On the other hand, the films of comparative examples 3 and 4 had a high tensile modulus of elasticity, insufficient flexibility, a low tensile elongation at break, and insufficient impact resistance.

Claims

1. A vibrating piece edge material for an electroacoustic transducer, comprising a crystalline polyimide resin (A) composed of a tetracarboxylic acid component (a-1) and a diamine component (a-2') containing an aliphatic diamine (a-2) as a main component.

2. The material for the edge of a vibrating piece for an electroacoustic transducer according to claim 1, wherein the diamine component (a-2') contains at least a linear aliphatic diamine having 4 to 12 carbon atoms.

3. The vibrating plate edge material for an electroacoustic transducer according to claim 1 or 2, wherein the diamine component (a-2') contains at least alicyclic diamine.

4. The vibrating plate edge material for electroacoustic transducers as claimed in claim 3, wherein the alicyclic diamine is 1, 3-bis (aminomethyl) cyclohexane.

5. The edge material of a diaphragm for an electroacoustic transducer as claimed in any one of claims 1 to 4, wherein the enthalpy of crystal fusion (Δ Hm) is 25J/g or more.

6. The material for the edge of the vibrating plate of an electroacoustic transducer according to any one of claims 1 to 5, which contains a crystalline polyimide resin (A) as a main component.

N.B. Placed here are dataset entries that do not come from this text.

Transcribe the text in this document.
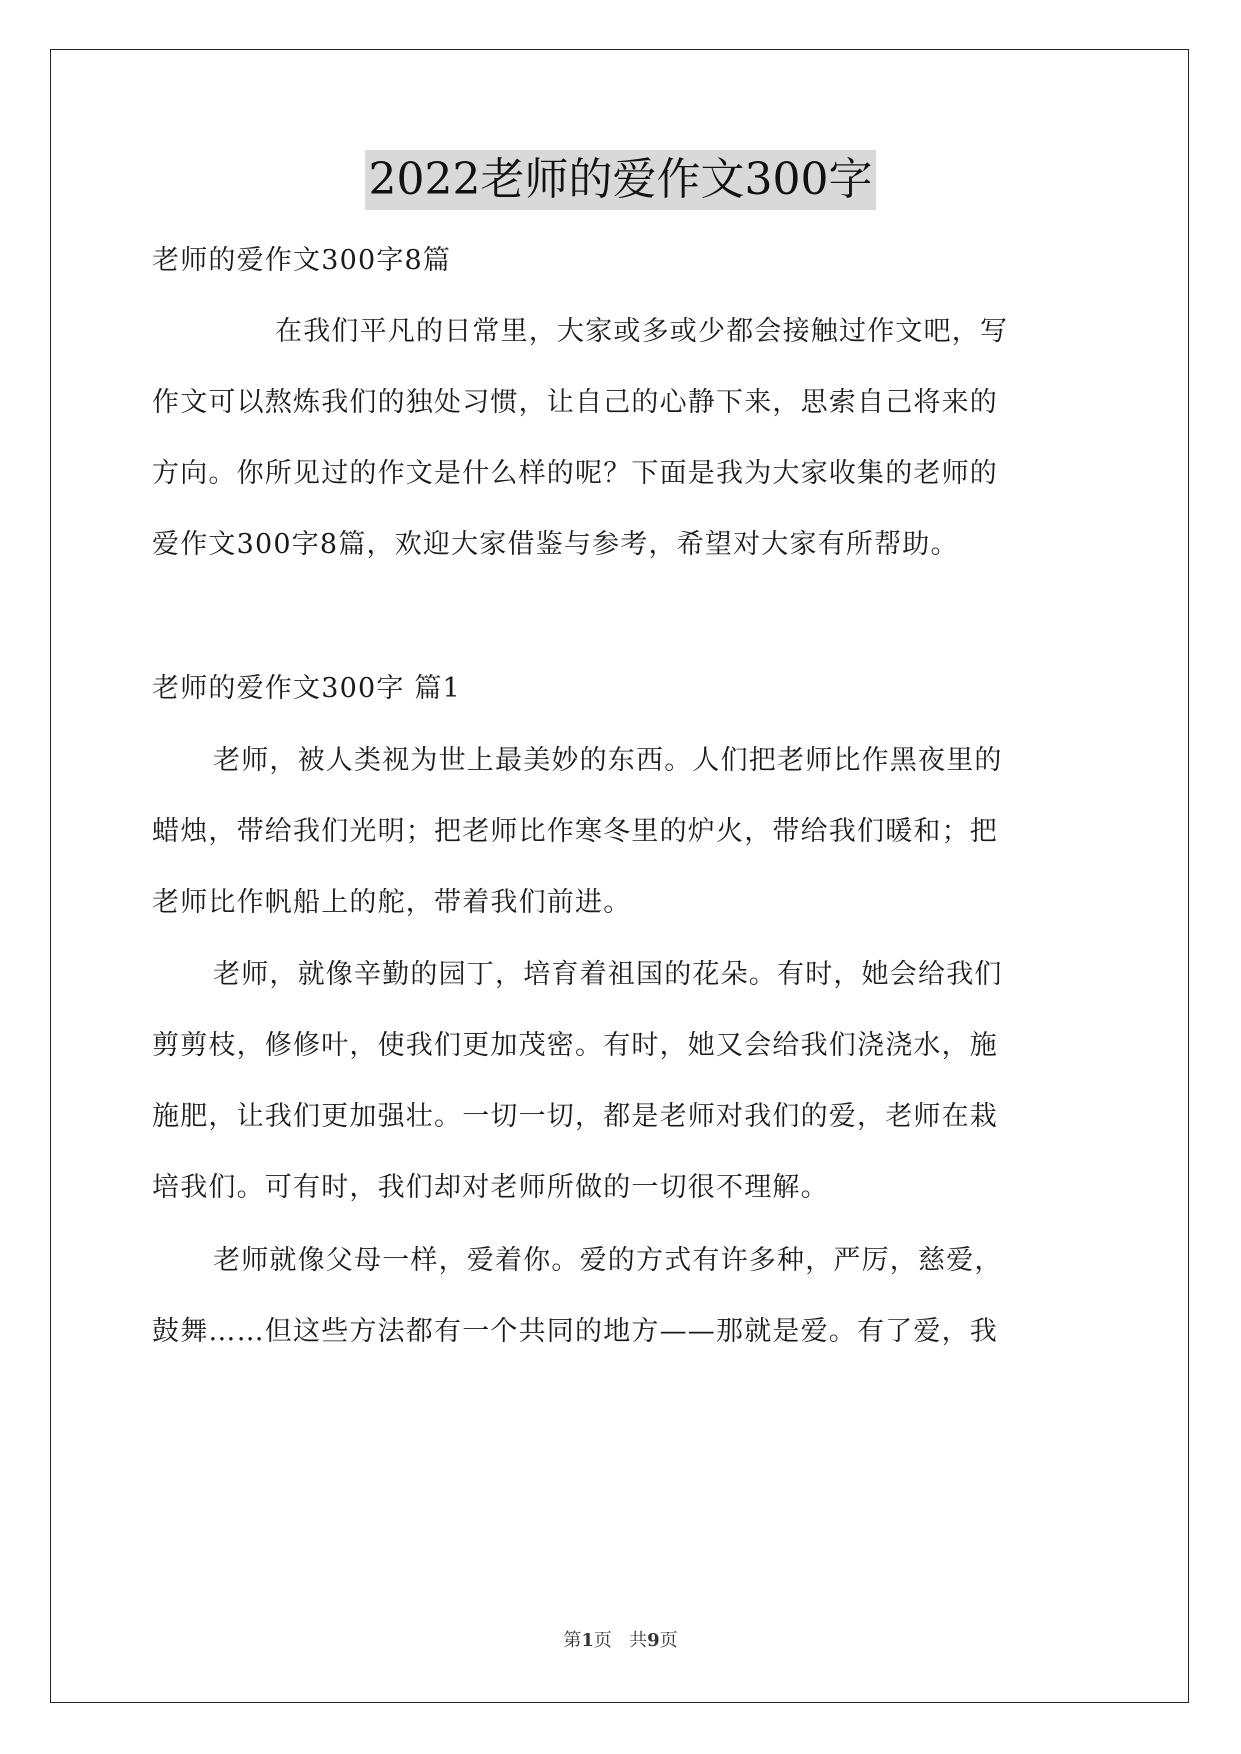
2022老师的爱作文300字
老师的爱作文300字8篇
在我们平凡的日常里，大家或多或少都会接触过作文吧，写
作文可以熬炼我们的独处习惯，让自己的心静下来，思索自己将来的
方向。你所见过的作文是什么样的呢？下面是我为大家收集的老师的
爱作文300字8篇，欢迎大家借鉴与参考，希望对大家有所帮助。
老师的爱作文300字 篇1
老师，被人类视为世上最美妙的东西。人们把老师比作黑夜里的
蜡烛，带给我们光明；把老师比作寒冬里的炉火，带给我们暖和；把
老师比作帆船上的舵，带着我们前进。
老师，就像辛勤的园丁，培育着祖国的花朵。有时，她会给我们
剪剪枝，修修叶，使我们更加茂密。有时，她又会给我们浇浇水，施
施肥，让我们更加强壮。一切一切，都是老师对我们的爱，老师在栽
培我们。可有时，我们却对老师所做的一切很不理解。
老师就像父母一样，爱着你。爱的方式有许多种，严厉，慈爱，
鼓舞……但这些方法都有一个共同的地方——那就是爱。有了爱，我
第1页   共9页
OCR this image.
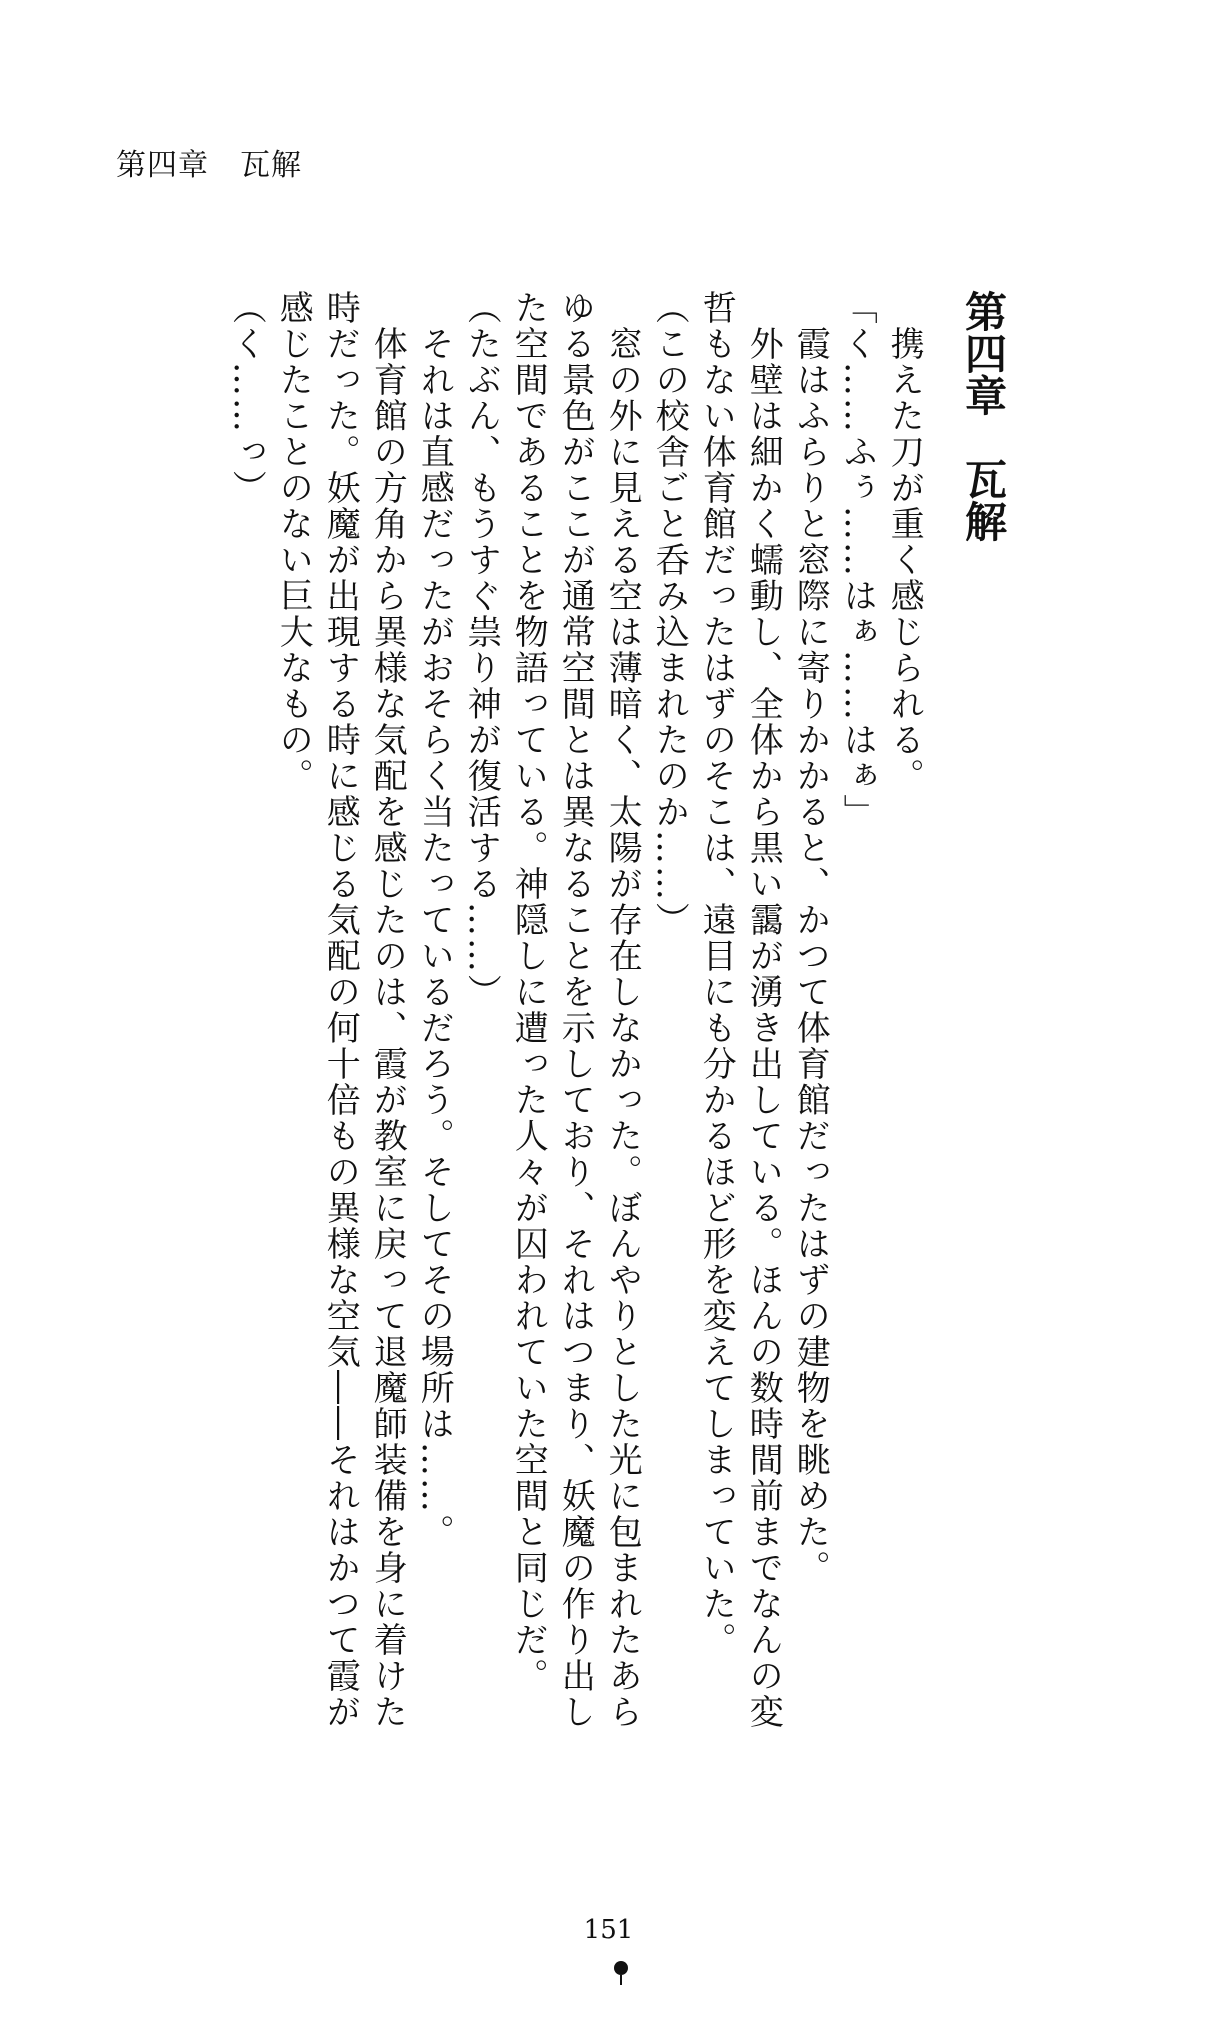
第四章　瓦解
第四章　瓦解
　携えた刀が重く感じられる。
「く……ふぅ……はぁ……はぁ」
　霞はふらりと窓際に寄りかかると、かつて体育館だったはずの建物を眺めた。
　外壁は細かく蠕動し、全体から黒い靄が湧き出している。ほんの数時間前までなんの変
哲もない体育館だったはずのそこは、遠目にも分かるほど形を変えてしまっていた。
（この校舎ごと呑み込まれたのか……）
　窓の外に見える空は薄暗く、太陽が存在しなかった。ぼんやりとした光に包まれたあら
ゆる景色がここが通常空間とは異なることを示しており、それはつまり、妖魔の作り出し
た空間であることを物語っている。神隠しに遭った人々が囚われていた空間と同じだ。
（たぶん、もうすぐ祟り神が復活する……）
　それは直感だったがおそらく当たっているだろう。そしてその場所は……。
　体育館の方角から異様な気配を感じたのは、霞が教室に戻って退魔師装備を身に着けた
時だった。妖魔が出現する時に感じる気配の何十倍もの異様な空気――それはかつて霞が
感じたことのない巨大なもの。
（く……っ）
151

7. A film comprising a crystalline polyimide resin (A) composed of a tetracarboxylic acid component (a-1) and a diamine component (a-2') comprising an aliphatic diamine (a-2) as the main component, wherein the film has a tensile elastic modulus of 1000MPa or more and 3000MPa or less in accordance with JIS K7127.

8. The film according to claim 7, wherein the film is formed from a polyimide-based resin composition containing the crystalline polyimide resin (A) and a polyetherimide resin (B).

9. The film according to claim 8, wherein a content ratio of the polyetherimide resin (B) to the crystalline polyimide resin (A) is 40/60 or less on a mass basis.

10. The film according to any one of claims 7 to 9, which has a breaking strength of 1000 times or more in accordance with JIS P8115.

11. The film according to any one of claims 7 to 10, which has a tensile elongation at break of 200% or more in accordance with JIS K7127.

12. The film according to any one of claims 7 to 11, which has a thickness of 1 μm or more and 200 μm or less.

13. A vibrating plate edge material for an electroacoustic transducer, which is formed of the film as defined in any one of claims 7 to 12.

14. A vibrating piece edge material for an electroacoustic transducer, wherein the vibrating piece edge material for an electroacoustic transducer according to any one of claims 1 to6 and 13 is disposed as a front-back surface layer, and at least 1 adhesive layer selected from an acrylic adhesive, a rubber adhesive, a silicone adhesive and a urethane adhesive is disposed as an intermediate layer.

15. A vibrating plate for an electroacoustic transducer, using the vibrating plate edge material for an electroacoustic transducer according to any one of claims 1 to6, 13 and 14.

16. A diaphragm for a micro-speaker using the diaphragm edge material for an electroacoustic transducer according to any one of claims 1 to6 and 13 to 15.